The target of the antis, for the moment, is a 12-year-old girl from Utah named Aryanna Gourdin. Eli, Aryanna’s father, enjoys hunting, and is teaching his daughter to be a responsible, respectful conservationist through hunting. They’ve made several trips to Africa during the past five years, and Aryanna began posting some of her photos to Facebook recently. Ignorant animal rights advocates hate it when that happens, especially when the hunter is female, especially when she’s young.

Aryanna was blasted unmercifully by these people who contribute nothing to animal welfare, but hate those who do. She was called ‘sick’ and ‘animal hater’ by people who believe banning hunting would help wildlife. One of the photos showed Aryanna with a giraffe she’d killed, a problem animal that would have been eliminated anyway, had she not shot it.

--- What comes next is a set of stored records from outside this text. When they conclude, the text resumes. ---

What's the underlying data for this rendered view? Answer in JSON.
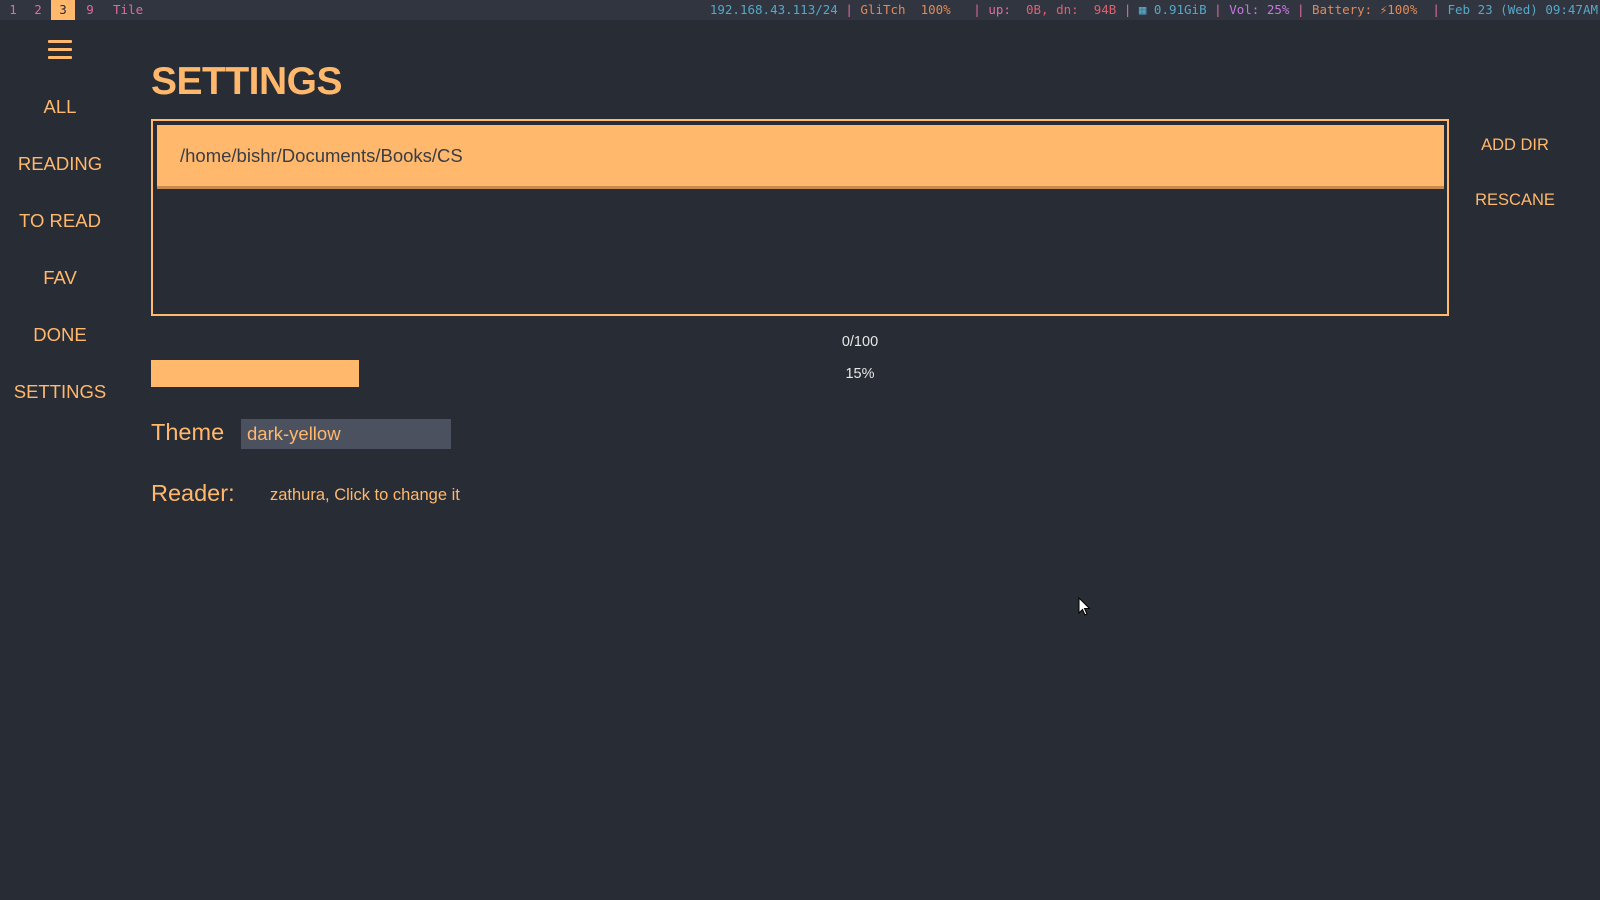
{
  "statusbar": {
    "workspaces": [
      {
        "label": "1",
        "active": false
      },
      {
        "label": "2",
        "active": false
      },
      {
        "label": "3",
        "active": true
      },
      {
        "label": "9",
        "active": false
      }
    ],
    "layout": "Tile",
    "segments": [
      {
        "text": "192.168.43.113/24 ",
        "color": "#56a8c8"
      },
      {
        "text": "| ",
        "color": "#e06c9a"
      },
      {
        "text": "GliTch  100%   ",
        "color": "#e08a5a"
      },
      {
        "text": "| up:  ",
        "color": "#e06c9a"
      },
      {
        "text": "0B, dn:  94B ",
        "color": "#e06070"
      },
      {
        "text": "| ",
        "color": "#e06c9a"
      },
      {
        "text": "▦ 0.91GiB ",
        "color": "#56a8c8"
      },
      {
        "text": "| ",
        "color": "#e06c9a"
      },
      {
        "text": "Vol: 25% ",
        "color": "#c678dd"
      },
      {
        "text": "| ",
        "color": "#e06c9a"
      },
      {
        "text": "Battery: ⚡100%  ",
        "color": "#e08a5a"
      },
      {
        "text": "| ",
        "color": "#e06c9a"
      },
      {
        "text": "Feb 23 (Wed) 09:47AM",
        "color": "#56a8c8"
      }
    ]
  },
  "sidebar": {
    "menu_icon": "hamburger-menu-icon",
    "items": [
      {
        "label": "ALL"
      },
      {
        "label": "READING"
      },
      {
        "label": "TO READ"
      },
      {
        "label": "FAV"
      },
      {
        "label": "DONE"
      },
      {
        "label": "SETTINGS"
      }
    ]
  },
  "main": {
    "title": "SETTINGS",
    "directories": [
      "/home/bishr/Documents/Books/CS"
    ],
    "add_dir_label": "ADD DIR",
    "rescan_label": "RESCANE",
    "progress": {
      "count_text": "0/100",
      "percent_text": "15%",
      "fraction": 0.16
    },
    "theme": {
      "label": "Theme",
      "value": "dark-yellow"
    },
    "reader": {
      "label": "Reader:",
      "value": "zathura, Click to change it"
    }
  },
  "colors": {
    "accent": "#ffb86c",
    "background": "#282c34",
    "statusbar_bg": "#303540",
    "select_bg": "#4c5160"
  }
}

By her actions, the wildlife population as a whole benefitted, and a village was fed. Yet the photo received more than 73,000 comments, most of them negative. Some even threatened the lives of Eli and Aryanna.

How did we, as a nation, become so stupid? When did we become so disconnected from nature that we view the death of a game animal, taken in fair chase and used to feed hungry people, as an unacceptable action? At what point did it become wrong to hunt, and right to threaten the life of a 12-year-old girl?

Our nation seems to have lost touch with reality, holding animal life in higher regard than human life. We’ve gone beyond the issue of tolerance, far beyond any question of political correctness. We passed insanity about ten squares back. There is no excuse for this type of behavior.

Americans used to be better than this.